Nov 04, 2008 19:42
What I learned in Diabetes School* today:
- I have 13 genes which made it possible for me to eventually be diagnosed with diabetes. If you haven't inherited those 13 genes, you're not in danger no matter what you eat or how you live. If you have inherited those genes, you can put the outbreak of the disease off until later, (with luck and skill) even until you reach a nice old age.
- A combination of things came together the year I was diagnosed with diabetes. In no particular order, those things were: a collection of fat around my middle, high levels of stress (job-related, I'm certain), too little exercise. If you have the 13 genes and two or more of those other things, you might be on your way to the D-train.
- That collection of fat around my middle? Turns out that the real culprit in a Type 2 diabetic's body isn't the fat you can see - it's the fat behind the middle-of-the-body fat. It's the unseen (except by surgeons) fat that cushions the intestines and the guts.
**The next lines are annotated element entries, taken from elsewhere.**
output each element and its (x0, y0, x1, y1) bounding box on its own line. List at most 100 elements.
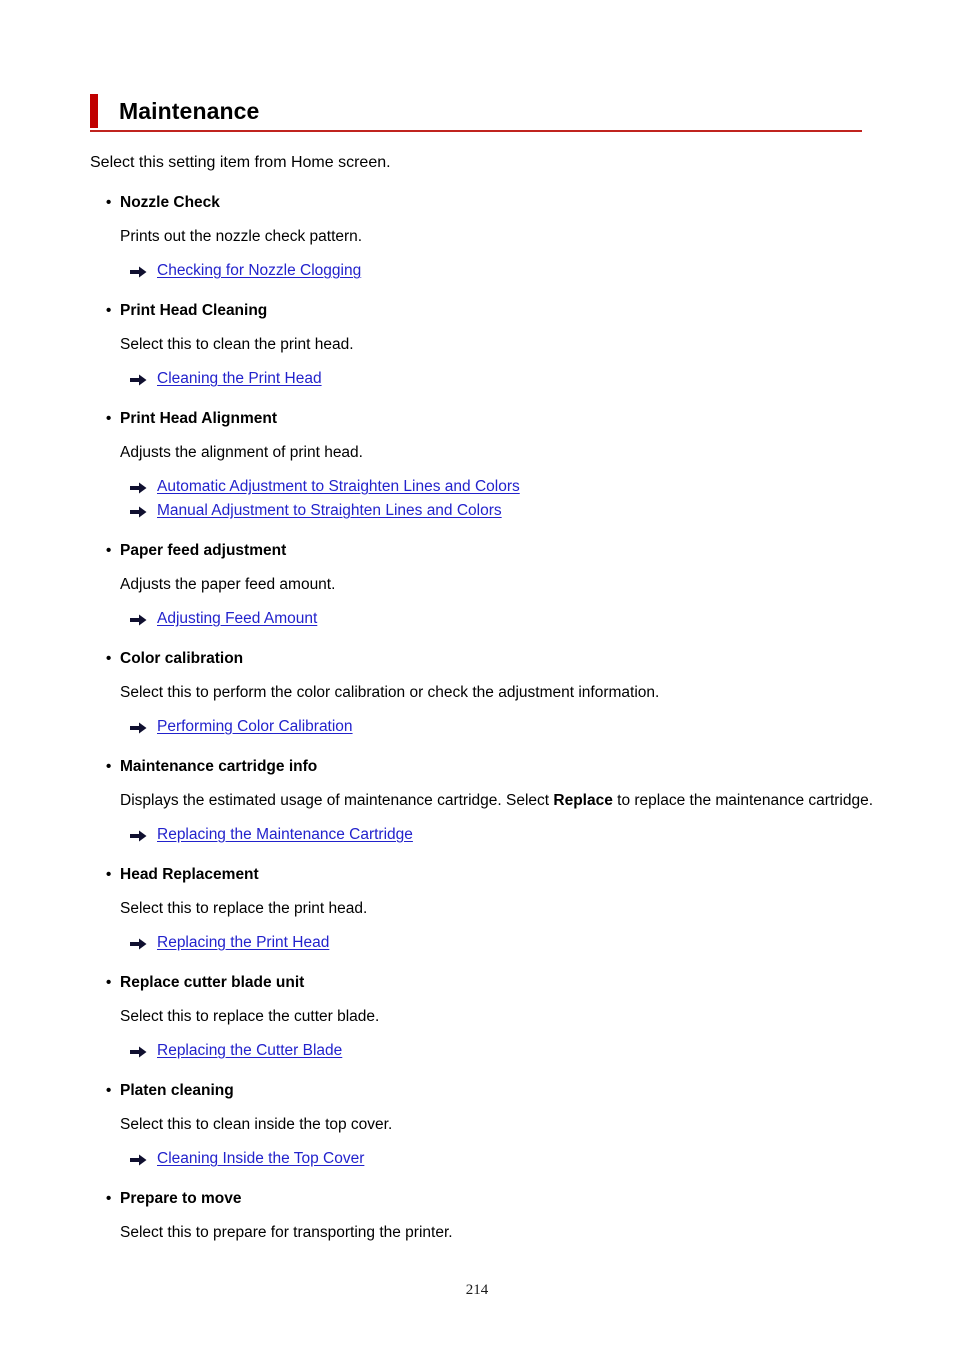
bullet-icon: • (106, 410, 112, 427)
bullet-icon: • (106, 974, 112, 991)
maintenance-item: • Replace cutter blade unit Select this to… (90, 972, 880, 1062)
item-description: Adjusts the paper feed amount. (90, 573, 880, 597)
maintenance-item: • Nozzle Check Prints out the nozzle check… (90, 192, 880, 282)
item-description: Select this to replace the cutter blade. (90, 1005, 880, 1029)
item-title: • Print Head Alignment (90, 408, 880, 430)
cross-reference-link[interactable]: Cleaning Inside the Top Cover (157, 1148, 364, 1170)
item-title: • Print Head Cleaning (90, 300, 880, 322)
item-description: Adjusts the alignment of print head. (90, 441, 880, 465)
intro-paragraph: Select this setting item from Home scree… (90, 154, 391, 171)
link-row: Cleaning Inside the Top Cover (130, 1148, 880, 1170)
maintenance-item: • Head Replacement Select this to replace … (90, 864, 880, 954)
item-title: • Platen cleaning (90, 1080, 880, 1102)
link-row: Replacing the Maintenance Cartridge (130, 824, 880, 846)
item-description-text: Select this to replace the cutter blade. (120, 1008, 380, 1025)
right-arrow-icon (130, 476, 148, 498)
item-description-text: Select this to replace the print head. (120, 900, 368, 917)
bullet-icon: • (106, 194, 112, 211)
item-title: • Replace cutter blade unit (90, 972, 880, 994)
item-link-list: Replacing the Print Head (90, 932, 880, 954)
item-title-text: Color calibration (120, 650, 244, 667)
right-arrow-icon (130, 716, 148, 738)
cross-reference-link[interactable]: Checking for Nozzle Clogging (157, 260, 361, 282)
right-arrow-icon (130, 1148, 148, 1170)
maintenance-item: • Print Head Alignment Adjusts the alignme… (90, 408, 880, 522)
item-description-text: Adjusts the paper feed amount. (120, 576, 336, 593)
item-link-list: Cleaning Inside the Top Cover (90, 1148, 880, 1170)
item-link-list: Replacing the Cutter Blade (90, 1040, 880, 1062)
item-description: Select this to clean the print head. (90, 333, 880, 357)
right-arrow-icon (130, 1040, 148, 1062)
item-description: Select this to prepare for transporting … (90, 1221, 880, 1245)
right-arrow-icon (130, 260, 148, 282)
cross-reference-link[interactable]: Adjusting Feed Amount (157, 608, 317, 630)
maintenance-item: • Maintenance cartridge info Displays the … (90, 756, 880, 846)
bullet-icon: • (106, 866, 112, 883)
item-description-text: Prints out the nozzle check pattern. (120, 228, 363, 245)
cross-reference-link[interactable]: Automatic Adjustment to Straighten Lines… (157, 476, 520, 498)
item-title-text: Print Head Alignment (120, 410, 278, 427)
bullet-icon: • (106, 758, 112, 775)
item-link-list: Adjusting Feed Amount (90, 608, 880, 630)
link-row: Cleaning the Print Head (130, 368, 880, 390)
cross-reference-link[interactable]: Replacing the Maintenance Cartridge (157, 824, 413, 846)
item-title-text: Replace cutter blade unit (120, 974, 305, 991)
bullet-icon: • (106, 1082, 112, 1099)
bullet-icon: • (106, 302, 112, 319)
link-row: Replacing the Cutter Blade (130, 1040, 880, 1062)
cross-reference-link[interactable]: Replacing the Print Head (157, 932, 329, 954)
item-title-text: Nozzle Check (120, 194, 220, 211)
maintenance-item: • Paper feed adjustment Adjusts the paper … (90, 540, 880, 630)
item-link-list: Replacing the Maintenance Cartridge (90, 824, 880, 846)
maintenance-item: • Color calibration Select this to perform… (90, 648, 880, 738)
item-title-text: Head Replacement (120, 866, 259, 883)
item-link-list: Performing Color Calibration (90, 716, 880, 738)
cross-reference-link[interactable]: Manual Adjustment to Straighten Lines an… (157, 500, 502, 522)
page-title-block: Maintenance (90, 94, 862, 132)
title-divider (90, 130, 862, 132)
item-description-text: Select this to clean inside the top cove… (120, 1116, 393, 1133)
maintenance-item: • Platen cleaning Select this to clean ins… (90, 1080, 880, 1170)
item-title-text: Paper feed adjustment (120, 542, 287, 559)
item-description: Select this to replace the print head. (90, 897, 880, 921)
item-title-text: Prepare to move (120, 1190, 242, 1207)
item-description-text: Select this to prepare for transporting … (120, 1224, 453, 1241)
item-description-emphasis: Replace (553, 792, 613, 809)
right-arrow-icon (130, 368, 148, 390)
item-link-list: Checking for Nozzle Clogging (90, 260, 880, 282)
bullet-icon: • (106, 650, 112, 667)
item-description: Select this to clean inside the top cove… (90, 1113, 880, 1137)
item-description-text: Select this to perform the color calibra… (120, 684, 660, 701)
item-title-text: Platen cleaning (120, 1082, 234, 1099)
bullet-icon: • (106, 1190, 112, 1207)
page-number: 214 (465, 1282, 489, 1298)
right-arrow-icon (130, 500, 148, 522)
link-row: Performing Color Calibration (130, 716, 880, 738)
item-title-text: Print Head Cleaning (120, 302, 268, 319)
document-page: Maintenance Select this setting item fro… (0, 0, 954, 1350)
item-description-text: Select this to clean the print head. (120, 336, 354, 353)
right-arrow-icon (130, 824, 148, 846)
cross-reference-link[interactable]: Cleaning the Print Head (157, 368, 322, 390)
cross-reference-link[interactable]: Replacing the Cutter Blade (157, 1040, 342, 1062)
item-title: • Prepare to move (90, 1188, 880, 1210)
link-row: Adjusting Feed Amount (130, 608, 880, 630)
item-link-list: Cleaning the Print Head (90, 368, 880, 390)
right-arrow-icon (130, 932, 148, 954)
item-title: • Paper feed adjustment (90, 540, 880, 562)
link-row: Automatic Adjustment to Straighten Lines… (130, 476, 880, 498)
maintenance-item: • Print Head Cleaning Select this to clean… (90, 300, 880, 390)
right-arrow-icon (130, 608, 148, 630)
item-description-post: to replace the maintenance cartridge. (612, 792, 874, 809)
bullet-icon: • (106, 542, 112, 559)
title-accent-bar (90, 94, 98, 128)
item-description: Displays the estimated usage of maintena… (90, 789, 880, 813)
item-title-text: Maintenance cartridge info (120, 758, 318, 775)
cross-reference-link[interactable]: Performing Color Calibration (157, 716, 353, 738)
page-title-row: Maintenance (90, 94, 862, 128)
link-row: Replacing the Print Head (130, 932, 880, 954)
item-link-list: Automatic Adjustment to Straighten Lines… (90, 476, 880, 522)
maintenance-item: • Prepare to move Select this to prepare f… (90, 1188, 880, 1245)
item-title: • Color calibration (90, 648, 880, 670)
maintenance-item-list: • Nozzle Check Prints out the nozzle check… (90, 192, 880, 1245)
THAT fat misuses the hormones that should be making my body use the insulin it produces in healthy ways.
- That collection of fat nesting in the region of my guts? Turns out that my body WANTS to help me get rid of it. And when I do get out and exercise, that's the fat that disappears first. But I quit exercising because I don't lose any weight. I don't drop the dress sizes I'm hoping to drop. It doesn't seem worth it.
- Armed with new this information, I'll be making sure I get a good amount of walking in every single day. I won't see any benefits from it in how my clothes fit, but that gut fat will be burning away and I'll be able to see it in the reduced blood sugar measurements I'm going to be getting.
Diabetes School is a three-day course offered by a department of the hospital here in Malmö Sweden where they specialize in the research of diabetes.